As with other tribes in Montana, these tribes seem to trace their roots to Paleo-Indian big-game (usually mammoth) hunters. The ancestors of the nomadic Montana Kootenai appear to have come up from the south and colonized Montana soon after the glaciers receded about 12000 years ago, and for many millennia lived primarily on salmon for food, deerskin clothing, and deerskin-lodgepole tepees for shelter. Related Kootenai bands seem to have once had hunting grounds near the Great Lakes and been driven West by the Blackfeet perhaps 2000 years ago. Kootenai religion centered on Grizzly Bear, a creator god, Blue Jay, a god of war, and sacred tobacco. Their holiest site was Kootenai Falls on the Kootenai River near present-day Libby, where other tribes would come to trade goods such as furs or smoked fish for assistance from their healers, and where people conducted vision quests in order to join the fraternities responsible for the tribal division of labor. Their language, now nearly extinct, is a so-called language isolate, sometimes posited to be distantly related to the Salishan and/or Algonquian languages and their relatives. Their name for themselves, Ksanka, means “eaters of lean meat” while the Blackfeet name for them, Kotonáwa (Kootenai) means “licks the blood,” a possible reference to cannibalistic practice in the distant past. Their leaders, the War Chief responsible for foreign affairs and Guide Chief responsible for everything else, were selected by the fraternities to which people were invited based on their capabilities and were usually but not always male.

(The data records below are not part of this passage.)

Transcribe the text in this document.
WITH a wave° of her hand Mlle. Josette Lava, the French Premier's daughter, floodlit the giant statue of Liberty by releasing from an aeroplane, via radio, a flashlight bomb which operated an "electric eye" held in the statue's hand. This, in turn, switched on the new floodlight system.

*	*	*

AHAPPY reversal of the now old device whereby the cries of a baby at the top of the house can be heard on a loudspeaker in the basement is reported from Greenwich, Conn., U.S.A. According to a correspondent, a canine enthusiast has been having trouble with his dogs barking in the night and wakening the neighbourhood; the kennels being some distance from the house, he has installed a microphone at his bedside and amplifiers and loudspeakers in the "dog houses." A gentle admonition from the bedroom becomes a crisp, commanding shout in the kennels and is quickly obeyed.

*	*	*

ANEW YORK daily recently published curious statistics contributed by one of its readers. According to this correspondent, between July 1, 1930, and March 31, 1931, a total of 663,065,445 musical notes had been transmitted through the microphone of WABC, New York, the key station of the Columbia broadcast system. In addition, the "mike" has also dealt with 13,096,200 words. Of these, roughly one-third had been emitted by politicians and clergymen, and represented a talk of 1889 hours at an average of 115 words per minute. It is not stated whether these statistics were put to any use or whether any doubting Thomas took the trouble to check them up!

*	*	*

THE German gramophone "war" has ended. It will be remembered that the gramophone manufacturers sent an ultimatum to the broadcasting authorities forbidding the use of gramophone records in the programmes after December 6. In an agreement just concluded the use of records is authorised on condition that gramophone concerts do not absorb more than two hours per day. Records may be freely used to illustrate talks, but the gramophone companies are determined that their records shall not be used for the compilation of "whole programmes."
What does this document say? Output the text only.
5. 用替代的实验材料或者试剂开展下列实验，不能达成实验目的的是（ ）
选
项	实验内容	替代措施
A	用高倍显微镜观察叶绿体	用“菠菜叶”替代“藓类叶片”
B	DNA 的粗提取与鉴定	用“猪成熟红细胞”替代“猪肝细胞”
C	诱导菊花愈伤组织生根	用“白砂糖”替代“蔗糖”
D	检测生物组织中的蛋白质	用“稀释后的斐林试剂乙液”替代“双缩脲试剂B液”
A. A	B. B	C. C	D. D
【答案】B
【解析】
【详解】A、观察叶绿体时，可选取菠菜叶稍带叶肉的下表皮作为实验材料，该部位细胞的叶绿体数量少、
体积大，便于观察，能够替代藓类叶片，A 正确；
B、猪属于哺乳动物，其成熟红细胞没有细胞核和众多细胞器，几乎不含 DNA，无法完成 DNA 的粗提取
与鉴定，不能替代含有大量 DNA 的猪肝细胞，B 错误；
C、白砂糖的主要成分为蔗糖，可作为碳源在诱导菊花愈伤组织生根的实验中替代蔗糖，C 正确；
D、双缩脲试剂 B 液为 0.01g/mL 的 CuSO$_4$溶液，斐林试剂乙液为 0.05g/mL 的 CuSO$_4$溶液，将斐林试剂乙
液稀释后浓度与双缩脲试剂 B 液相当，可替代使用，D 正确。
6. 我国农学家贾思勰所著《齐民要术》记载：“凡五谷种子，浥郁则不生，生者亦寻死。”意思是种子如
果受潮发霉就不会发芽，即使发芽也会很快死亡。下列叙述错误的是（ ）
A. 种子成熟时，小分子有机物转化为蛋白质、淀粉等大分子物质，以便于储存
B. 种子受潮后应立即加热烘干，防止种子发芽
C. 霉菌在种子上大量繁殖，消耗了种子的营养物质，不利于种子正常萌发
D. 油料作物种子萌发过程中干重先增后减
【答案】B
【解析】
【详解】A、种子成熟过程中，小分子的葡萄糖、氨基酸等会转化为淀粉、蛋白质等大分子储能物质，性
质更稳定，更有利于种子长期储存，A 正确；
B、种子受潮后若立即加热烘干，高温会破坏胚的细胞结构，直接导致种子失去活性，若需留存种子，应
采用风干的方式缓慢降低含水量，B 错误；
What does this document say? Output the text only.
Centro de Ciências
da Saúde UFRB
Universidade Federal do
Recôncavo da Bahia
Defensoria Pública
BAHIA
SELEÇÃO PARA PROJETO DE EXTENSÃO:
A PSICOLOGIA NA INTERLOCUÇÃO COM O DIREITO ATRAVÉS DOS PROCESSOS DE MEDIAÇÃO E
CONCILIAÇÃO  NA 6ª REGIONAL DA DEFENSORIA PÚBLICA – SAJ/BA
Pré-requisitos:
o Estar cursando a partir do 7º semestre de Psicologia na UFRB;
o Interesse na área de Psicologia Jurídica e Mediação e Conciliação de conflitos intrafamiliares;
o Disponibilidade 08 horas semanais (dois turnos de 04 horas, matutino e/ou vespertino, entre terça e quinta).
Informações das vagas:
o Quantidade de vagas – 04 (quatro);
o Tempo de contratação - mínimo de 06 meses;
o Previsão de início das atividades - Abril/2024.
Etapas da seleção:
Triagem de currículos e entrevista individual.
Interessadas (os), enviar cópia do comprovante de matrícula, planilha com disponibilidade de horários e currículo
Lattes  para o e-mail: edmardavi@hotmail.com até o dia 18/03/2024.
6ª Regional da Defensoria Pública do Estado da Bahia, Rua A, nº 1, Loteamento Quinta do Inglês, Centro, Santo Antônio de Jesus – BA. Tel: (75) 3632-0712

After trading the excellent canoes they made to the Blackfeet for horses in the 18th century, some of the Kootenai began taking part in the Plains bison hunt east of the Rockies, and bison replaced salmon as the main source of food and deer as the main tepee construction material. Here they were introduced to the Sun Dance cult, which involved mortification of the flesh, perhaps by the Assiniboine. However, they were driven back across the Rockies by the Blackfeet after the Blackfeet acquired guns. They were introduced to Catholicism by Iroquois and later French missionaries beginning in the 17th century and are largely Catholic today. Historically they had good relations with other tribes except the Blackfeet, their longtime enemies.